Turning to women representation in top political positions, Cde Mahofa said
capable women in the party should not hesitate to aspire for the
vice-presidency. She, however, said that women representation in positions
of leadership should not just be based on affirmative action but on merit.

A nurse by profession Cde Mahofa was born in Chivi and grew up under the
repressive colonial regimes.

She said she became conscious of the inequalities that existed between
blacks and the minority whites at an early age.

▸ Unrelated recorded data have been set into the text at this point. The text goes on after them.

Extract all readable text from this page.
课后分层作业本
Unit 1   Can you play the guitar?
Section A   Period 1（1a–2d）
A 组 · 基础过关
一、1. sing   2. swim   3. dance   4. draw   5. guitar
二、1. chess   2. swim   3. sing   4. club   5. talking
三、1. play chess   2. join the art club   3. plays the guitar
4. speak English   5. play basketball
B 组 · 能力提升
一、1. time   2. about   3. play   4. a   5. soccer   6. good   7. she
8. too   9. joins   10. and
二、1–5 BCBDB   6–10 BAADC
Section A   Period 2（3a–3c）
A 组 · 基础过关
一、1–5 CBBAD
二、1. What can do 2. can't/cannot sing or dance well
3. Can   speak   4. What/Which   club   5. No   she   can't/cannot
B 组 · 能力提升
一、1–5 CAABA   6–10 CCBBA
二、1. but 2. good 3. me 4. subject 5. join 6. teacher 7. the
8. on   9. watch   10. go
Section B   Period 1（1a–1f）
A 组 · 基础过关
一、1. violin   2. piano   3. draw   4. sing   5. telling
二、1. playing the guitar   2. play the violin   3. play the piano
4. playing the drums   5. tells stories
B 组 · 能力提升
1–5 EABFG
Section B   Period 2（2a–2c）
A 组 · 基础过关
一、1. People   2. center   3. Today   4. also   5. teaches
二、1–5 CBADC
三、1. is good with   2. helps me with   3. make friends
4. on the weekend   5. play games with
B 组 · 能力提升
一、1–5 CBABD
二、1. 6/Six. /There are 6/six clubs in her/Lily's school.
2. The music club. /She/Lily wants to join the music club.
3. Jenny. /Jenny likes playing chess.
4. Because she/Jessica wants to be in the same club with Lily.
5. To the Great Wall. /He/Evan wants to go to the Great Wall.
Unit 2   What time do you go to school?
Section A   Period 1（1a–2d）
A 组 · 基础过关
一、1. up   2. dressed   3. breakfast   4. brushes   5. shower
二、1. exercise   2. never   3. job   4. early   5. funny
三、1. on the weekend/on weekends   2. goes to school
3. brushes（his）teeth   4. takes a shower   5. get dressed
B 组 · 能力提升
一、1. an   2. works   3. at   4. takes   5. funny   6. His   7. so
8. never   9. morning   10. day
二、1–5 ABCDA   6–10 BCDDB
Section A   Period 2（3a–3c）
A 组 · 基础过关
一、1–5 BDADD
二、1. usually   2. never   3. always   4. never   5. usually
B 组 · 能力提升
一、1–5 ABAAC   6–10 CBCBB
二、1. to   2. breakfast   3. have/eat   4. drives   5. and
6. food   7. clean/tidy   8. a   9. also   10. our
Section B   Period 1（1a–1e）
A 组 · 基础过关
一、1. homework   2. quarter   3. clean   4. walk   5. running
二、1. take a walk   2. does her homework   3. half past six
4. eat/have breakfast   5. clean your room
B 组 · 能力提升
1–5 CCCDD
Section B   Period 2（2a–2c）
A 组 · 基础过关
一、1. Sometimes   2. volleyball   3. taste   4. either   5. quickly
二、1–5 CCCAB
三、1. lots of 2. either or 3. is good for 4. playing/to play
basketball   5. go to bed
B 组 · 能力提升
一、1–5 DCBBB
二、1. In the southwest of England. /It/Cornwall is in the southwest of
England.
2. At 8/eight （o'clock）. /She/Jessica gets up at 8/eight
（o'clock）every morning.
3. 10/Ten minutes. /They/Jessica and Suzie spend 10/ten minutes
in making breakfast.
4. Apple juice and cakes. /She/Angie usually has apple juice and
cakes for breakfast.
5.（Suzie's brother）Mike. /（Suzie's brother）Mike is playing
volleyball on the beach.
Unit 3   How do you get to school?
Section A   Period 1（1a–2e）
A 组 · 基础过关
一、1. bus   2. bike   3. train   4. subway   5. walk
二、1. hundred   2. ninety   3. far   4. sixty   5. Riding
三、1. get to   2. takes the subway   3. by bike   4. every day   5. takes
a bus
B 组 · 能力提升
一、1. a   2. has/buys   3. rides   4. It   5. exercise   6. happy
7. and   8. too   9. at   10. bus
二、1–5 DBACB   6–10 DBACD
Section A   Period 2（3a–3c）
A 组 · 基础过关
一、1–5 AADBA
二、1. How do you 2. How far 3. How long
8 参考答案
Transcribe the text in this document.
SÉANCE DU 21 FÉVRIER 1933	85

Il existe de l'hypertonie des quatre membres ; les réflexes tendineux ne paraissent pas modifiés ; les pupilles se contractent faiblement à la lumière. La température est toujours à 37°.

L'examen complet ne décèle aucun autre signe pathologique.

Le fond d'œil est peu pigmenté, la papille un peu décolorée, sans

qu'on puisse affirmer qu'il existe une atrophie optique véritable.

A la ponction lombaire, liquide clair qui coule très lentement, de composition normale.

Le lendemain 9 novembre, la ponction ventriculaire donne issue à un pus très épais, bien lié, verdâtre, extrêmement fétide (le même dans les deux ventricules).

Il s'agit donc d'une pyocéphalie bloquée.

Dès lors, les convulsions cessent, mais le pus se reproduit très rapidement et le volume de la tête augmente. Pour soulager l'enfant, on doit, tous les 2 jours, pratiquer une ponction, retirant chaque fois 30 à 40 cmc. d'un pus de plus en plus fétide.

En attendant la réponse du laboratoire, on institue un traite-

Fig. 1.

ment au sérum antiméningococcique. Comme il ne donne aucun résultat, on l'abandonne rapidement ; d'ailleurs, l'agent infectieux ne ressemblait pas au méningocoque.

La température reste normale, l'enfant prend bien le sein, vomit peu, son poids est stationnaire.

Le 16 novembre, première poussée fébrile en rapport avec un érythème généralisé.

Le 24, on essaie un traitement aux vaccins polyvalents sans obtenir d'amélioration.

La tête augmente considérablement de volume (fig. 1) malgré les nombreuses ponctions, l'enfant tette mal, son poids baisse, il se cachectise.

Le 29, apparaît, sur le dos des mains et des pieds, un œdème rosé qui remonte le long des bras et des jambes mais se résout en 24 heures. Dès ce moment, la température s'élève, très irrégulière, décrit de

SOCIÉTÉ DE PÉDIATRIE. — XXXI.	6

It was that consciousness that later inspired her to actively participate in
the liberation struggle when she became a liberation war collaborator
assisting liberation fighters with logistics, passing on information and
various other essential duties.

After independence, Cde Mahofa held several public posts and served as a
deputy minister for various ministries.

She is one of the most powerful women politicians in Zimbabwe and has been a
legislator for more than a decade.

Cde Mahofa broke her silence over her relationship with Major Mike Madombwe
saying her foes were bent on exploiting the relationship to score political
goals.

Cde Mahofa, who was in the company of Major Madombwe when The Herald
interviewed her, said she was free to be involved in a relationship.

She confirmed that she was involved in a relationship with Major Madombwe
but that the relationship was outside her public office.

"What is so special about my private life? Who said I should just
concentrate on politics and not have my own private life? Am I not a woman
just like any other woman?" she asked.

Cde Mahofa said she was not the only public figure with a male friend and
that her situation was nothing out of the ordinary as she was not married.

She said her political enemies were always following her private life to
destroy her politically.

"I have been through a lot and all efforts to destroy me have failed."

She said she was the only MP in the country who had a referendum held in her
constituency to decide her suitability to continue as a legislator.

This was after some party members felt that she could not continue being an
MP because of her love relationships.

Cde Mahofa's first husband died in 1973 and she later got married to Mr
Custon Taderera who is also now late.